Being out in the countryside with my dogs gives me time to think. I’ve learnt the pleasure of solitude without being lonely, and that’s a good feeling for me.

Welcome to "Man with two dogs" - the family website for dog owners and dog walkers.

This is my countryside diary which appears each Saturday in the Dundee Courier newspaper.

…. full of dead men’s bones

October 17th, 2009

CRAIGIE COLUMN has been publishing an interesting correspondence about the absence of garden birds from readers' feeding stations. Some birds migrate away at the end of summer but, with the exception of the woodpeckers, we don't expect to see much activity at our own feeders at this time of year.

On the other hand the tawny owls, which have been silent all summer, now exchange night-time confidences with each other, keeping me company when I take the dogs out last thing. The fieldfares are starting to arrive for winter and I hear their chattering calls on the edges of the woods. They like the waxy red hawthorn berries and there's plenty feeding for them at the moment.

My own view is that there is such an abundance of organic or natural food available, that the birds which don't migrate prefer to eat the real thing rather than shop-bought alternatives. In other words there's a season for everything, and they will reappear when the natural food starts to run short.

The squirrels disappear for the same reason. In beech woods where I know they are, empty beech mast husks litter the ground, evidence that they are feeding heavily and building up body fat for the winter months. My cousin and his wife came to stay recently – city dwellers, used only to seeing the grey variety, they were disappointed that we couldn't produce red squirrels to order, especially as I write about them so much.
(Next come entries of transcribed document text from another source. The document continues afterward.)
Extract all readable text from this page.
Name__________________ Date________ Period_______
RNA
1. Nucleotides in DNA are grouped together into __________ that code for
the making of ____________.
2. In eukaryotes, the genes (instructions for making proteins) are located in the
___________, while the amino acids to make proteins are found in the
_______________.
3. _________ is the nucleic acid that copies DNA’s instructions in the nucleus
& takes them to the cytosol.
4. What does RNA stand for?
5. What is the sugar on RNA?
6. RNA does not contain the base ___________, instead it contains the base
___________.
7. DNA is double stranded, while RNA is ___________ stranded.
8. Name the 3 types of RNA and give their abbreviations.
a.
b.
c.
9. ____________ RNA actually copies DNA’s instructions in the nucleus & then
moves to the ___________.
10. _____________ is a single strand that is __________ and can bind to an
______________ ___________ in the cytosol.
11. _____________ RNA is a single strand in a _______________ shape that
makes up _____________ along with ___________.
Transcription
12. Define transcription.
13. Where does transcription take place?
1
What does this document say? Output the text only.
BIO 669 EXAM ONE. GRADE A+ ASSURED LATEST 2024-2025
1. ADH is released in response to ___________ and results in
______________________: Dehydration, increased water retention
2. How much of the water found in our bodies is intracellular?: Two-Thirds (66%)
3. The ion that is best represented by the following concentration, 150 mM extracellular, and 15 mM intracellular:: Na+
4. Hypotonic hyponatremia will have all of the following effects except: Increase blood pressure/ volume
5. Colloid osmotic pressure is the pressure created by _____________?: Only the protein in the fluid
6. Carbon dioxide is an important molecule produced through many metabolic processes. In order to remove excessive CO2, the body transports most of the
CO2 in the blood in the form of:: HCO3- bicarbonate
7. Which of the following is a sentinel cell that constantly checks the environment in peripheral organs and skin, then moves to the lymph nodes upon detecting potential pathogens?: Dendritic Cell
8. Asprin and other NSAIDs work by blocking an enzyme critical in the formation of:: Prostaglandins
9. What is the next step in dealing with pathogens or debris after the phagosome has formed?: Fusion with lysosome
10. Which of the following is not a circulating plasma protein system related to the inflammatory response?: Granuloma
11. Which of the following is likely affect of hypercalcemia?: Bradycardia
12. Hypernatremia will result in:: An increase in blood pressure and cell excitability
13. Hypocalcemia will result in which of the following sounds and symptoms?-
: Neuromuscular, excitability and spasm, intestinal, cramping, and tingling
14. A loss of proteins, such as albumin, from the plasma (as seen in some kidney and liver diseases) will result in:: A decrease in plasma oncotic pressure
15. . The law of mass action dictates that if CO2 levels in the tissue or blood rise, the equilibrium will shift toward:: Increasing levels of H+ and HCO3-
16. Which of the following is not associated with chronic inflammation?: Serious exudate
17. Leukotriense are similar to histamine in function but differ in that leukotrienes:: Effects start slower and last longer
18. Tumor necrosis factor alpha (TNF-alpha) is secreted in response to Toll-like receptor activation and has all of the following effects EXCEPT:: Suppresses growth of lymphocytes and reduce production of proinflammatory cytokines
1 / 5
I heard a lot of goose activity at the wee loch on the edge of the woods at the back of the house. Keeping to the trees for cover and keeping the dogs to heel, I could see more bunches of geese flying in for a wash and brush up. Before I could get to my favourite hide something or somebody disturbed them and several thousand lifted off as one. When there are as many as that the rush of their wings blots out all other sounds. It's only for a few moments, but it's very dramatic while it lasts.

Retracing old footsteps took us to the Capo Woods just off the Lang Stracht, the long straight road connecting Upper Northwaterbridge with the Edzell-Fettercairn road. It was a great favourite when the family were young and it was probably twenty years or more since we'd last walked there.

There's a fine track past the Capo quarry down to the River North Esk and the forestry tracks in the wood are well maintained. And you can visit the Capo Long Barrow which is an Iron Age burial mound. For 6000 years the last mortal remains of wee hairy hunter gatherers lay there undisturbed in their funerary cists, but nowadays their peace is disrupted by the constant roar of traffic from the A90 on the other side of the river.

Written on Saturday, October 17th, 2009 at 7:02 am for Weekly.